Between the late 1980s and early 1990s, the principles of managed care, if not the content of these new standards documents, made their way into policy circles. Chapter 6 examines how this occurred. It begins by situating government interest in guidelines and audit systems within the influence of neoliberal ideas about competition, professional accountability, and the role of regulated market systems in social and economic life. A new consensus was forged in this period, in part because political and medical projects for management had clear synergies. However, the movement of prominent diabetologists and experts across policy fora to forge such conceptual and practical connections was also critical. Personnel continuities across different levels of governance ensured rough agreement over managed diabetes medicine, a vision of care which dovetailed neatly with political desires to curb costs and make healthcare operate more like a market. More than this, the public health aspect of managed care attracted successive governments to new guideline and audit structures, with little thought given to the growing interest in social determinants of health that had characterised public health during the end of the twentieth century.
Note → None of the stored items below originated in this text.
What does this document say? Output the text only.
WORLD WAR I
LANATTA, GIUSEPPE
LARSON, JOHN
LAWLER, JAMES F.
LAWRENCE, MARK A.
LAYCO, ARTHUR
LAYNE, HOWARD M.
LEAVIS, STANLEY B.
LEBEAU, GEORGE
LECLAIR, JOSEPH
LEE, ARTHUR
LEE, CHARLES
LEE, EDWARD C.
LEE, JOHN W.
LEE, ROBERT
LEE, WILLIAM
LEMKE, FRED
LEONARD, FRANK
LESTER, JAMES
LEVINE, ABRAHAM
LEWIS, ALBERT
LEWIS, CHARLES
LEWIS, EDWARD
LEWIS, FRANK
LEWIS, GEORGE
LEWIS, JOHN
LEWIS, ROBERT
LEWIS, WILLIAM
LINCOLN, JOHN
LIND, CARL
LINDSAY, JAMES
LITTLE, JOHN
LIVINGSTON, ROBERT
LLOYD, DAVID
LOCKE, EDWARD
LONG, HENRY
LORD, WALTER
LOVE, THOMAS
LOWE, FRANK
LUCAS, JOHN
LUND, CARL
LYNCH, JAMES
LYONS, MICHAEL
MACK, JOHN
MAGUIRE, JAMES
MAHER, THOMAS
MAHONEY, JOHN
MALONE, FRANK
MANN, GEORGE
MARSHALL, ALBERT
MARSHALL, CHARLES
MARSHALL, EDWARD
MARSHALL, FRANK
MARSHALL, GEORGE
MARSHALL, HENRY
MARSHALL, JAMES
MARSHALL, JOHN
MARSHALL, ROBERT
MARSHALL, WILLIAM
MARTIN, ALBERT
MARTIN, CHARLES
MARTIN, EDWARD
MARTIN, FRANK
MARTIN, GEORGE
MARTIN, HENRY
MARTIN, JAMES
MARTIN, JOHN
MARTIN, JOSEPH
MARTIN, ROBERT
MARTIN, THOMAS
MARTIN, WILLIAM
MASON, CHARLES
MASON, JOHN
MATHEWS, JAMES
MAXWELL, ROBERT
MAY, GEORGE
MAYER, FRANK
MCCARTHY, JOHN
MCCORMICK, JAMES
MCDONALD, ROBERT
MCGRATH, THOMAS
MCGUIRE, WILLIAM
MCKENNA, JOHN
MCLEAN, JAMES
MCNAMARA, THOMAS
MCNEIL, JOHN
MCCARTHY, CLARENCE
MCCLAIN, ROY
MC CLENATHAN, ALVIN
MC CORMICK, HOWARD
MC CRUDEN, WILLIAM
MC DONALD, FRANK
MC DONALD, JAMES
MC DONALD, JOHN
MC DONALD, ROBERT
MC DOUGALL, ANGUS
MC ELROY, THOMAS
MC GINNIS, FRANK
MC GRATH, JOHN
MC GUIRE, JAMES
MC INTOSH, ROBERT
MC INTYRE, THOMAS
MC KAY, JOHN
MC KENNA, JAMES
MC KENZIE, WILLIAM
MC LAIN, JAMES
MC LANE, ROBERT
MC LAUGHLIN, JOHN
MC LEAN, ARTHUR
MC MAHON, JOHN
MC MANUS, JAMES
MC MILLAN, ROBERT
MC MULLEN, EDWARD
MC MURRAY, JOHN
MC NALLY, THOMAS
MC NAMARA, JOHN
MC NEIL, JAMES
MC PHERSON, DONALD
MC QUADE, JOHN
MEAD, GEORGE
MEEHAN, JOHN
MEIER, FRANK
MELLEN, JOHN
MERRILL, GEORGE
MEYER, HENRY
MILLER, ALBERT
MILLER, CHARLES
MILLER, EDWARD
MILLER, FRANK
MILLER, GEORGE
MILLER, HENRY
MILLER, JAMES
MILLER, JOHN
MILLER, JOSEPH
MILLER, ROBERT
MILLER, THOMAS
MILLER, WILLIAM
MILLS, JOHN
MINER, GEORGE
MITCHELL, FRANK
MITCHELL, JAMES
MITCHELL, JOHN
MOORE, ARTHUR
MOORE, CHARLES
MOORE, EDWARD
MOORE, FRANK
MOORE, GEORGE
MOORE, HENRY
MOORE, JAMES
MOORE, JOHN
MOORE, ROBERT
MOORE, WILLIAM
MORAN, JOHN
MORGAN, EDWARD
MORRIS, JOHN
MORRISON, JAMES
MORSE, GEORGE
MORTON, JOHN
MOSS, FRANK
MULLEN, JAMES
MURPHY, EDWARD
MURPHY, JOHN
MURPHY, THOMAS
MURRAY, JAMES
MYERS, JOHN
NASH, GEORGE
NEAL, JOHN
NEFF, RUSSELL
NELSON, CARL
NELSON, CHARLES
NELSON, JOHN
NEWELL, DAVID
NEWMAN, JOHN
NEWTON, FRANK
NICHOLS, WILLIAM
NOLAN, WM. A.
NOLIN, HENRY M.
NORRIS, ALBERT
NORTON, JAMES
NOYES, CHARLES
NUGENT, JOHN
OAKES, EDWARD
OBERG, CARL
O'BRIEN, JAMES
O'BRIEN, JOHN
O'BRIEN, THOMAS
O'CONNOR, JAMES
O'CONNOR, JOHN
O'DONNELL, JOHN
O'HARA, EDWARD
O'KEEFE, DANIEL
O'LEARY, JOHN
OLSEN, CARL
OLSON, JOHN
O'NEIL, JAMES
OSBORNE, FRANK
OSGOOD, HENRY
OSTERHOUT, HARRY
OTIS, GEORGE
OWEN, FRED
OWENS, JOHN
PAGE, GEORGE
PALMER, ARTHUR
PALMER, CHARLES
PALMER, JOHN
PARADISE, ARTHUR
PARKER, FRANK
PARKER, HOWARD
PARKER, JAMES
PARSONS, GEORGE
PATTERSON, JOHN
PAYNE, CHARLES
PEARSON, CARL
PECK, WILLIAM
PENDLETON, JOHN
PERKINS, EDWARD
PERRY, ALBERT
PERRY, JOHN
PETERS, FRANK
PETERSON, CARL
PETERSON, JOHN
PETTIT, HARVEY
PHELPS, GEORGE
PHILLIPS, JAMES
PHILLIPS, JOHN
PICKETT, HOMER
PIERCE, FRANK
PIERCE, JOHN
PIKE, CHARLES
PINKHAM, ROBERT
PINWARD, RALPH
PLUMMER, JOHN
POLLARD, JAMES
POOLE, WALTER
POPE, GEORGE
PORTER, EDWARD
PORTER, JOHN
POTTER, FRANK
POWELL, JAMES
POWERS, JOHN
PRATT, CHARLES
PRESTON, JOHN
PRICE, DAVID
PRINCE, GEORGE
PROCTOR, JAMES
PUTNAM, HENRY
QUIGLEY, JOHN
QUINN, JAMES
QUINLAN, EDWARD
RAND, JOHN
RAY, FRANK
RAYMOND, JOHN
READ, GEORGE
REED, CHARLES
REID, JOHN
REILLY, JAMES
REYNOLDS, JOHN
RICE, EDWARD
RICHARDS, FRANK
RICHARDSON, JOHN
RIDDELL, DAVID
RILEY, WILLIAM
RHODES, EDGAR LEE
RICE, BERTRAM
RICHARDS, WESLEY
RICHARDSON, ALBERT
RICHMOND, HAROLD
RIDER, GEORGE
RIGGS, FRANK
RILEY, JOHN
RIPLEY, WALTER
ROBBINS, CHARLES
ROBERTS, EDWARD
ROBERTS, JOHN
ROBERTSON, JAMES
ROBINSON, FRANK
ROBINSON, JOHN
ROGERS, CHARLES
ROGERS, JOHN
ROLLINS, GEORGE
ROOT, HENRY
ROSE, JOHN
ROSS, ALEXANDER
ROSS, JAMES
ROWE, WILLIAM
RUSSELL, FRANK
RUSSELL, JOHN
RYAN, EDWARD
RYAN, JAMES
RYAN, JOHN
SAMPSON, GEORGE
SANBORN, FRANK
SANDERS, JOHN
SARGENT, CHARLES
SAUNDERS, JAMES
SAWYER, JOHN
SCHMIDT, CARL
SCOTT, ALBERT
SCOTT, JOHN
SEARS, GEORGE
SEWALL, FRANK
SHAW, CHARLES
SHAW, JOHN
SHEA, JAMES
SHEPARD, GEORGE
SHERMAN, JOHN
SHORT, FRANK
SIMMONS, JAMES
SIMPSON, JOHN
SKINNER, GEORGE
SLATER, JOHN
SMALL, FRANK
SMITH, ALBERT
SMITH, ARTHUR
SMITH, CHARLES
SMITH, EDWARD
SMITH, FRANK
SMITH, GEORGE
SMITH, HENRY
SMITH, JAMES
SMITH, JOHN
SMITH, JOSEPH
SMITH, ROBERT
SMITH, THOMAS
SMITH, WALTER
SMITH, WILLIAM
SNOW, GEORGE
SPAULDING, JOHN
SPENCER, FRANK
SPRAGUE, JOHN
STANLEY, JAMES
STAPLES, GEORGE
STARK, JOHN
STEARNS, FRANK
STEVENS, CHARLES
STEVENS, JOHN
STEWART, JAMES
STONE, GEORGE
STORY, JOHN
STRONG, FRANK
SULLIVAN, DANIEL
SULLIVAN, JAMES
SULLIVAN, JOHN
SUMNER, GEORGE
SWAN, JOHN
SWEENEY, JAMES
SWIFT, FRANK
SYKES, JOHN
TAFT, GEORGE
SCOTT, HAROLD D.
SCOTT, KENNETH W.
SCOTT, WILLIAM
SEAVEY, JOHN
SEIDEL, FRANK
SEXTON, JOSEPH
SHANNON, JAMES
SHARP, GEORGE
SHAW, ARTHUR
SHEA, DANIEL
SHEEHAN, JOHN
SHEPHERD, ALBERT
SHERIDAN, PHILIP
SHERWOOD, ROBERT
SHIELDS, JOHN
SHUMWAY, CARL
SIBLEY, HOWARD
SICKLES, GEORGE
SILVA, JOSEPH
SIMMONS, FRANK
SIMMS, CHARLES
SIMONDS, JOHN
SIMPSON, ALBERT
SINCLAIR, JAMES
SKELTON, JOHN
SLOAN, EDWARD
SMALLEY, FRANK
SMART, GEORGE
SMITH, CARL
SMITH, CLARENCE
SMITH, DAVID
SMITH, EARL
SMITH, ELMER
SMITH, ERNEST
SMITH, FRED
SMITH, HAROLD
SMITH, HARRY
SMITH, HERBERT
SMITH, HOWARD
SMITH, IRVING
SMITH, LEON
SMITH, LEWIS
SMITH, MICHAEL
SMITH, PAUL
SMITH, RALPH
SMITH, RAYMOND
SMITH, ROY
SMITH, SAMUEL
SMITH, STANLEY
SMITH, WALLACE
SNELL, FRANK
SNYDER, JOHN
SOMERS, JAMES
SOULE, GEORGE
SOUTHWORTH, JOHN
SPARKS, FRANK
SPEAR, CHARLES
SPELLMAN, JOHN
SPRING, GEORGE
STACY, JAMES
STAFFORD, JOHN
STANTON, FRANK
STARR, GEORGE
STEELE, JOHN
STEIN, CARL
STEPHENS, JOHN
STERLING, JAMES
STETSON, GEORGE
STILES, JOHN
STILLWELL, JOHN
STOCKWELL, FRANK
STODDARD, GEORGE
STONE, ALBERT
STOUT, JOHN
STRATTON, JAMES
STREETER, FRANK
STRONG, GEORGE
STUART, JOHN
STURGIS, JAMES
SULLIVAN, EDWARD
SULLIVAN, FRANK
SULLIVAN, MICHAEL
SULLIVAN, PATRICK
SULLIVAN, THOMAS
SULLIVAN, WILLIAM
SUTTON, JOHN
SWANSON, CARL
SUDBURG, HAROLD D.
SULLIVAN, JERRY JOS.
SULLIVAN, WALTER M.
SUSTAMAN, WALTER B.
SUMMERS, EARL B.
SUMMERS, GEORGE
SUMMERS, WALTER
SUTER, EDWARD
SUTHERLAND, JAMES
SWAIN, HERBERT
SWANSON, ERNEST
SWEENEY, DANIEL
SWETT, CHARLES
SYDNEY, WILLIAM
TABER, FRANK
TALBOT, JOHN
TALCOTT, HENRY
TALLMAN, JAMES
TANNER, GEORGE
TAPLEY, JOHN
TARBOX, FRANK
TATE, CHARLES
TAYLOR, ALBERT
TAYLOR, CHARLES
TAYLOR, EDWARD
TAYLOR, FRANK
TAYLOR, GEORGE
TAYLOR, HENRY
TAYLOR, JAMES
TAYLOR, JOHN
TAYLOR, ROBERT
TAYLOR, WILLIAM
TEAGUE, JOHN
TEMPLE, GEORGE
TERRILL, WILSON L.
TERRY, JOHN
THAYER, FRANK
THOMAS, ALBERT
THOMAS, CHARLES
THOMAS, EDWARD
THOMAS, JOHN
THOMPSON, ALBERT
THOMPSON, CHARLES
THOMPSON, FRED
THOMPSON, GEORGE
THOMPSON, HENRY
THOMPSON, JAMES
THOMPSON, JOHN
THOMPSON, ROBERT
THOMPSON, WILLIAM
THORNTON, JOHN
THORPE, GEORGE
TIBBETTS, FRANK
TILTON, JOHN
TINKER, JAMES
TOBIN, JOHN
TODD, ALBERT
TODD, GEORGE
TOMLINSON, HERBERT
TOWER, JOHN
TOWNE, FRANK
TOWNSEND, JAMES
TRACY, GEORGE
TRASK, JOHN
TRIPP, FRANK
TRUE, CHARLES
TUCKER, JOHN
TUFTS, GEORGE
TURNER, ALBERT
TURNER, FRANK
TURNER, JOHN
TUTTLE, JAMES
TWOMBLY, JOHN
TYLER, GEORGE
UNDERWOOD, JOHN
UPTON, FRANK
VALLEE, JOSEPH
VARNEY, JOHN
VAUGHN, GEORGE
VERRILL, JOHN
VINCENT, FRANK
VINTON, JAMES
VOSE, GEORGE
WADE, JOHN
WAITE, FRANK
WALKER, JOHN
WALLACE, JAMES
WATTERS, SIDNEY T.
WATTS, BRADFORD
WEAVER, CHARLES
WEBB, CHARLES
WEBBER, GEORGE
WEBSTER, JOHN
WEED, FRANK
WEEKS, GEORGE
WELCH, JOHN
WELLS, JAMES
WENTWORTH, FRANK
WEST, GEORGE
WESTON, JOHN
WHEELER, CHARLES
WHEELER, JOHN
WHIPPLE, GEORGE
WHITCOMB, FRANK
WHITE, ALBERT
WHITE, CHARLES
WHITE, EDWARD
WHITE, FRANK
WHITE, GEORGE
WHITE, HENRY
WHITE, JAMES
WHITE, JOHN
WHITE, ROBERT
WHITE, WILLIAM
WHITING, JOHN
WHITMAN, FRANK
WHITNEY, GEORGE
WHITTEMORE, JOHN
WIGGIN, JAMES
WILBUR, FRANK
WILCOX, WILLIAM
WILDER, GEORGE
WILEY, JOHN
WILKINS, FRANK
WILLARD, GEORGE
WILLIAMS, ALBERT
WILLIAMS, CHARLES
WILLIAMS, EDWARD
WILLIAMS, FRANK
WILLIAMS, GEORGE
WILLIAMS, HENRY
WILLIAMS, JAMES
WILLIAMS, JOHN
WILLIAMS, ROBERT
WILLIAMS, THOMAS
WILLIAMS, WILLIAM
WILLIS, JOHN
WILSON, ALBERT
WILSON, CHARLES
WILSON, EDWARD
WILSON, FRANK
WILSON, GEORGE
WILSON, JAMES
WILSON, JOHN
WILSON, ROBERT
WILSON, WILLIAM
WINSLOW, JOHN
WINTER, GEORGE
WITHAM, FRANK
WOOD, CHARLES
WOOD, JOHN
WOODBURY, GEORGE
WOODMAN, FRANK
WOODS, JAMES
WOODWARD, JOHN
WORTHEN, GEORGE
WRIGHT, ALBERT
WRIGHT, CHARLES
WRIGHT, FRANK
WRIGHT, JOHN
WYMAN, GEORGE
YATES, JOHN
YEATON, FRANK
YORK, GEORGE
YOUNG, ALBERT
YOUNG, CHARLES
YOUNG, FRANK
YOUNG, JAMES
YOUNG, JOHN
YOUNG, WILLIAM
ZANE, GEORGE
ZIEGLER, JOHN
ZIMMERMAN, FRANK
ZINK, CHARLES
Since the year 2000, public health policy for diabetes has changed direction somewhat. In recent decades, governments have sought to emphasise primary prevention of type 2 diabetes through exercise and dietary strategies, and Diabetes UK (previously the BDA) has also created new risk self-assessment tools.161 And yet the managerial approach remains. The National Service Framework (NSF) and Quality and Outcomes Framework (QOF) continue to provide the financial and standards structures central to managed care, even where GPs have been brought into primary preventive strategies.162 Similarly, the new approach of risk identification and early intervention has its heritage in mid-twentieth-century discussions of chronic disease and screening, and is designed to target NHS resources and medical attention more efficiently.
Probably reflecting a mixture of improved case-finding, an ageing society, and changing social and economic structures, rates of diabetes mellitus have increased substantially over the past two decades, and are projected to increase at a faster rate in the coming years.163 As British health policy gravitates ever closer to managerial approaches to, and market commissioning of, health services, it is likely that bureaucratised clinical care will continue to play a central role in the NHS. In such a context, it will be more important than ever to see the historical trends that shape our approach to both of these major features of British life. This book provides something of a starting place for such an important undertaking. I hope it will also offer scholars a basis to extend conversations about chronic disease and managed care in different types of healthcare systems.